Friday, November 28, 2008

Poetics of the Everyday

Cesare Zavattini, one of the key figures of Italian neo-realism, wrote a series of articles in the early 1950s explaining the significance of this movement for himself and for cinema. (These articles would later be combined into one essay, “A Thesis on Neo-Realism.”) In this article he writes, “The most important characteristic of neo-realism, i.e., its essential innovation is, for me, the discovery that this need to use a story was just an unconscious means of masking human defeat in the face of reality; imagination, in its own manner of functioning, merely superimposes death schemes onto living events and situations”

Narrative, the will to fiction, is imagination’s weapon against the senseless nature of existence. It is what allows us to perceive the world as intelligible and interesting – as meaningful. Neo-realism, according to Zavattini, rejects this need to escape our boredom in the face of the everyday. Instead of facilitating our aversion, and evasion, of life, neorealism discovers, allows us to discover, the “radiance” “in things, events and in men.” This is why neo-realism begins with the world itself, with the people and things that populate the world. Instead of imposing our imagination on the world, instead of imposing our petty “death schemes” on existence, we are asked to discover the beauty of the everyday, the beauty of the ordinary. In so doing, we discover that reality is in fact “extremely rich”, complex, involving – but the trick is to “learn how to look at it” without impatience, without fear. (This makes it the opposite of Hollywood, which promises not to bore us by eliminating all traces of our world from its deathly empire.)

This changes the nature of cinematic narrative. Now the story is left open to chance, is left open to life. Neo-realism moves away from the causal form of narrative that typifies classical mainstream film. In this type of work, each situation is only relevant in terms of the chain it forms with what precedes it and what is to follow. The narrative is organized as a “centrifugal force”. In neo-realism, to the contrary, a situation may develop its own “centripetal force”. As Zavattini says, “when we imagine a scene, we feel the need to ‘stay’ there inside it […] it has within itself all the potential of being reborn and of having different effects. We can calmly say: give us an ordinary situation and from it we will make a spectacle.” This is because, he adds, every moment of our lives has infinite potential: “everything is full of infinite potentiality.”

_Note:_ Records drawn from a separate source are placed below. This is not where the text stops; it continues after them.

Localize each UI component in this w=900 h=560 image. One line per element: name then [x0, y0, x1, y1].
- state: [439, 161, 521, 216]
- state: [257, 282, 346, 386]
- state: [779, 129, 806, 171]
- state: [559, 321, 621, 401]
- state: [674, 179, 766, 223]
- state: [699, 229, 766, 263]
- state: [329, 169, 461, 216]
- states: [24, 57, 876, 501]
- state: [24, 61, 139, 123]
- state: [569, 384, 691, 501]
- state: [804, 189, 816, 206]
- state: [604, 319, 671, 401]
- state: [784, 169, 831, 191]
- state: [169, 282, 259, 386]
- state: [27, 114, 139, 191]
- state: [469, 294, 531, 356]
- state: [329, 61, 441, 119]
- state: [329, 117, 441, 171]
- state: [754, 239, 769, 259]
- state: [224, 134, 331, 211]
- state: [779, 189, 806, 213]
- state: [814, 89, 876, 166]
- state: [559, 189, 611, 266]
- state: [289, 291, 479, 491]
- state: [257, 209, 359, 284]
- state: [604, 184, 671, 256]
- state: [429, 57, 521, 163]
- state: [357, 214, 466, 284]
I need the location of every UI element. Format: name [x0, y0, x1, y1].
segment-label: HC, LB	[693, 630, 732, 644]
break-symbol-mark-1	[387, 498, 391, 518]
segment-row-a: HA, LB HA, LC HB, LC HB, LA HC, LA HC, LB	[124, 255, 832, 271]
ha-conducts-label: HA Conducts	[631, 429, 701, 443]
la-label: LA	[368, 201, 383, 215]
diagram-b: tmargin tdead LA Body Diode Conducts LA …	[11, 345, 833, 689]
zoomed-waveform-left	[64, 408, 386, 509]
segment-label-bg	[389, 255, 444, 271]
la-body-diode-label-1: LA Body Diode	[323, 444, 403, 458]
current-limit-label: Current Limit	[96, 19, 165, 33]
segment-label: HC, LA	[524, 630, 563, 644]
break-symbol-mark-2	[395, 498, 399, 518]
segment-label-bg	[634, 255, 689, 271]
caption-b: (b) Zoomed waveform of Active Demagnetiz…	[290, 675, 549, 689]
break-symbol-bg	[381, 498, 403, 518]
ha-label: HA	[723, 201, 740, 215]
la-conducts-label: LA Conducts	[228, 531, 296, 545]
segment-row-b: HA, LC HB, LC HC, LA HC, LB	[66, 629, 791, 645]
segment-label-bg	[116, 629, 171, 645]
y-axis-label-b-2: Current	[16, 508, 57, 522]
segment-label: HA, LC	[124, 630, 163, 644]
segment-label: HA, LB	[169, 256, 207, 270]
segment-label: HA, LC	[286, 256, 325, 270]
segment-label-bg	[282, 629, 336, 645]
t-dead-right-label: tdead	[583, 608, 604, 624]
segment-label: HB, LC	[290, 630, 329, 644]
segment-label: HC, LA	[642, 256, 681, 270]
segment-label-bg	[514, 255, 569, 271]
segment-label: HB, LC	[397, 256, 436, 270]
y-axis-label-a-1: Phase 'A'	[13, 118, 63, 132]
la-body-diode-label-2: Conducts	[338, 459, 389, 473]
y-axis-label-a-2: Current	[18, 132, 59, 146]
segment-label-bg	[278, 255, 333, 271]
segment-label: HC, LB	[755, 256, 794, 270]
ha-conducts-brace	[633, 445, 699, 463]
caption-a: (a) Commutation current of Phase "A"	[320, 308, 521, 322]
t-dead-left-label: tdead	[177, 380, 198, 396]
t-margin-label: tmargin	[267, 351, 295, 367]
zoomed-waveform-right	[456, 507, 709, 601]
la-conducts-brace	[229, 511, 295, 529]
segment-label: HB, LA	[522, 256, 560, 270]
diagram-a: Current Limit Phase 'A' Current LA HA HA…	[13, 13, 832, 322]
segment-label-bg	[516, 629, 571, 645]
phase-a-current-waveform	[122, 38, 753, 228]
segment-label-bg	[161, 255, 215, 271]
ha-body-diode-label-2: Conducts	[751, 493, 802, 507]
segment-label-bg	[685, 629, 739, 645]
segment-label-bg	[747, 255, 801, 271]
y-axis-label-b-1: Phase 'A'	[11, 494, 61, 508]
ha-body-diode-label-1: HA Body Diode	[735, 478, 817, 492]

Zavattini proposes a “cinema of encounter” in which the director, working outside of the studio, places himself in “direct contact with reality." In this future cinema, the act of filming and the act of telling a story are one and the same event, “there will be no scenario written beforehand, and no dialogue to adopt.” The filmmaker will capture the event as it occurs, and the film will itself become a document of this immanent practice in which documentary and fiction, life and art merge, become one.

This is the legacy of neo-realism, and this is its infinite potential.